What accredited investors should actually do about this
You do not need to avoid AI exposure. You need to know exactly how much of it you already have and decide if that is the exposure you meant to take.
- Ask your GP for a look-through, not a label. "Diversified growth fund" is a label. Ask what percentage of deployed capital and follow-on reserves sits in AI infrastructure and foundation-model-adjacent names, directly or through co-investment rights.
- Separate infrastructure exposure from application exposure. A company using AI to solve a vertical problem in healthcare billing or logistics carries different risk than a company competing to build or serve the underlying models. Know which one you are funding.
- Underwrite revenue quality, not just revenue growth. Given the ARR inflation concerns senior VCs raised publicly this year, ask managers how they verify recurring revenue claims in AI portfolio companies before marking them up.
- Deliberately seek emerging-manager and non-AI allocations if you want real diversification. With emerging managers down 35% year over year in fundraising, the capital still flowing there is arguably getting better access and better terms precisely because everyone else stopped looking.
- Size your AI infrastructure bet like the concentrated bet it is. If you decide the AI mega-round thesis is worth backing, back it deliberately and size it as a concentrated position, not as the "safe, diversified" sleeve of your portfolio.
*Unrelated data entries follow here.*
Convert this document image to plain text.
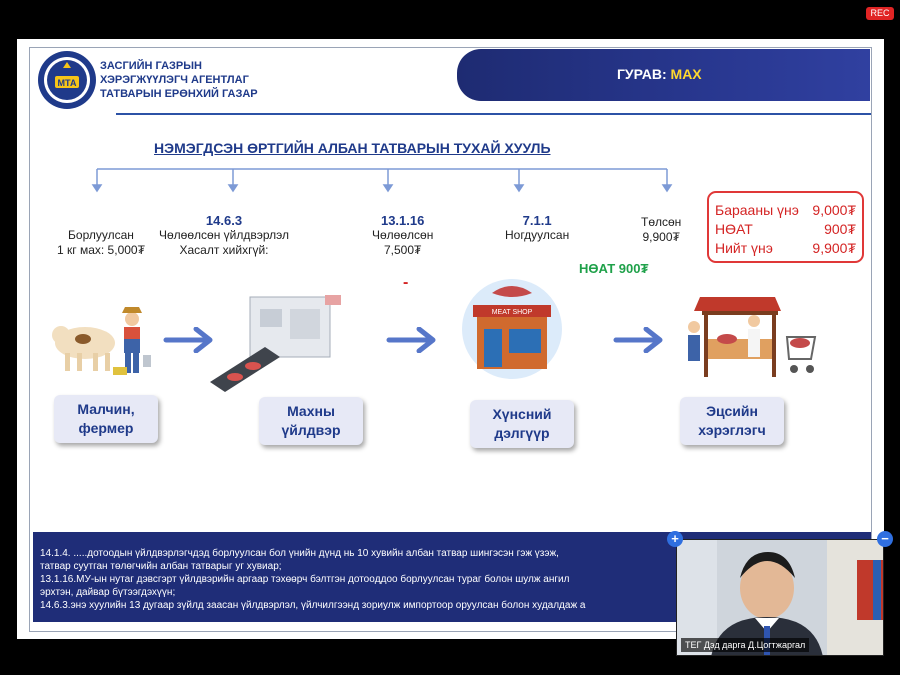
REC
МТА
ЗАСГИЙН ГАЗРЫН
ХЭРЭГЖҮҮЛЭГЧ АГЕНТЛАГ
ТАТВАРЫН ЕРӨНХИЙ ГАЗАР
ГУРАВ: МАХ
НЭМЭГДСЭН ӨРТГИЙН АЛБАН ТАТВАРЫН ТУХАЙ ХУУЛЬ
Борлуулсан
1 кг мах: 5,000₮
14.6.3
Чөлөөлсөн үйлдвэрлэл
Хасалт хийхгүй:
13.1.16
Чөлөөлсөн
7,500₮
7.1.1
Ногдуулсан
Төлсөн
9,900₮
Барааны үнэ 9,000₮
НӨАТ	900₮
Нийт үнэ	9,900₮
НӨАТ 900₮
-
MEAT SHOP
Малчин,
фермер
Махны
үйлдвэр
Хүнсний
дэлгүүр
Эцсийн
хэрэглэгч
14.1.4. .....дотоодын үйлдвэрлэгчдэд борлуулсан бол үнийн дүнд нь 10 хувийн албан татвар шингэсэн гэж үзэж,
татвар суутган төлөгчийн албан татварыг уг хувиар;
13.1.16.МУ-ын нутаг дэвсгэрт үйлдвэрийн аргаар тэхөөрч бэлтгэн дотоoддоо борлуулсан тураг болон шулж ангил
эрхтэн, дайвар бүтээгдэхүүн;
14.6.3.энэ хуулийн 13 дугаар зүйлд заасан үйлдвэрлэл, үйлчилгээнд зориулж импортоор оруулсан болон худалдаж а
ТЕГ Дэд дарга Д.Цогтжаргал
+	−
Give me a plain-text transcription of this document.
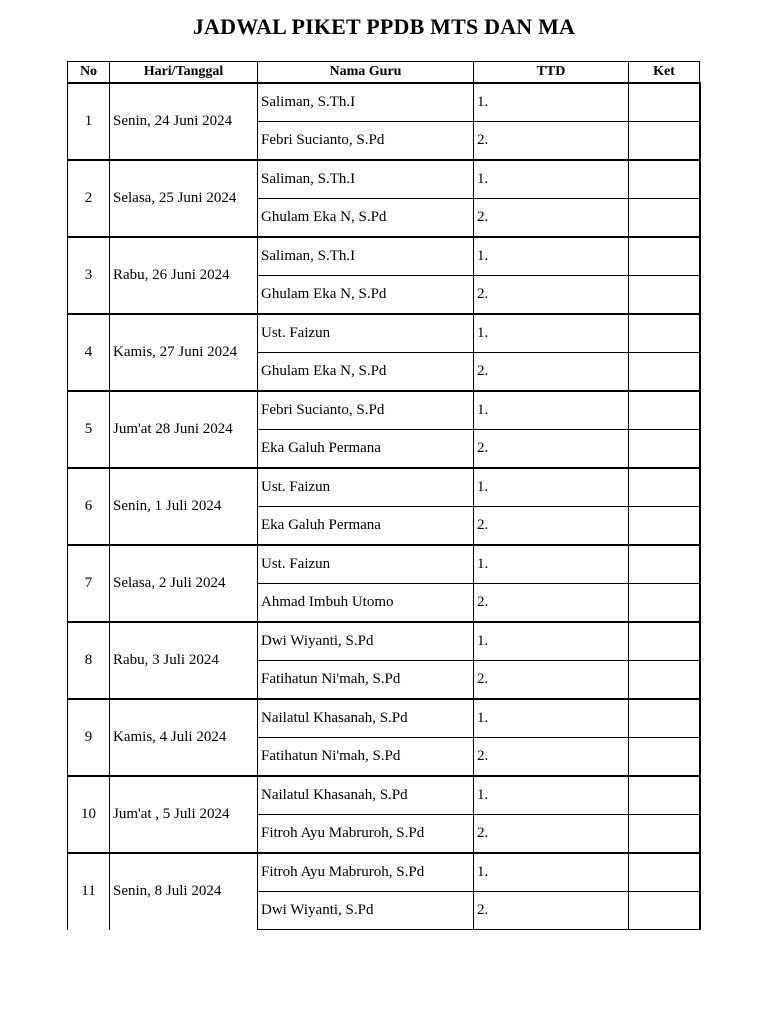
JADWAL PIKET PPDB MTS DAN MA
No	Hari/Tanggal	Nama Guru	TTD	Ket
1	Senin, 24 Juni 2024	Saliman, S.Th.I	1.	
		Febri Sucianto, S.Pd	2.	
2	Selasa, 25 Juni 2024	Saliman, S.Th.I	1.	
		Ghulam Eka N, S.Pd	2.	
3	Rabu, 26 Juni 2024	Saliman, S.Th.I	1.	
		Ghulam Eka N, S.Pd	2.	
4	Kamis, 27 Juni 2024	Ust. Faizun	1.	
		Ghulam Eka N, S.Pd	2.	
5	Jum'at 28 Juni 2024	Febri Sucianto, S.Pd	1.	
		Eka Galuh Permana	2.	
6	Senin, 1 Juli 2024	Ust. Faizun	1.	
		Eka Galuh Permana	2.	
7	Selasa, 2 Juli 2024	Ust. Faizun	1.	
		Ahmad Imbuh Utomo	2.	
8	Rabu, 3 Juli 2024	Dwi Wiyanti, S.Pd	1.	
		Fatihatun Ni'mah, S.Pd	2.	
9	Kamis, 4 Juli 2024	Nailatul Khasanah, S.Pd	1.	
		Fatihatun Ni'mah, S.Pd	2.	
10	Jum'at , 5 Juli 2024	Nailatul Khasanah, S.Pd	1.	
		Fitroh Ayu Mabruroh, S.Pd	2.	
11	Senin, 8 Juli 2024	Fitroh Ayu Mabruroh, S.Pd	1.	
		Dwi Wiyanti, S.Pd	2.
None of this means sitting out. It means going in with eyes open instead of discovering the concentration after the next repricing, the way plenty of telecom-era LPs discovered theirs only once the bankruptcies started. For more on how AIN thinks about sizing exposure across a venture-heavy portfolio, see our market analysis coverage, which tracks these allocation shifts quarter over quarter.
The $510 billion H1 2026 number is real, and it is a record. But a record built on 70% to 80% AI concentration and three-quarters of deal value in five names is not evidence that venture capital is thriving as a diversified asset class. It is evidence that venture capital has temporarily become an AI infrastructure fund with a diversified-sounding name on the door. You can decide that is a bet worth making. Just make sure you are making it on purpose.
Author Disclosure: Jeff Barnes, MBA has no personal position in any company, fund, or platform named in this article. Angel Investors Network has no current commercial relationship with any party mentioned. AIN provides marketing and education services, not investment advice. Past performance does not guarantee future results. All investments involve risk, including loss of principal.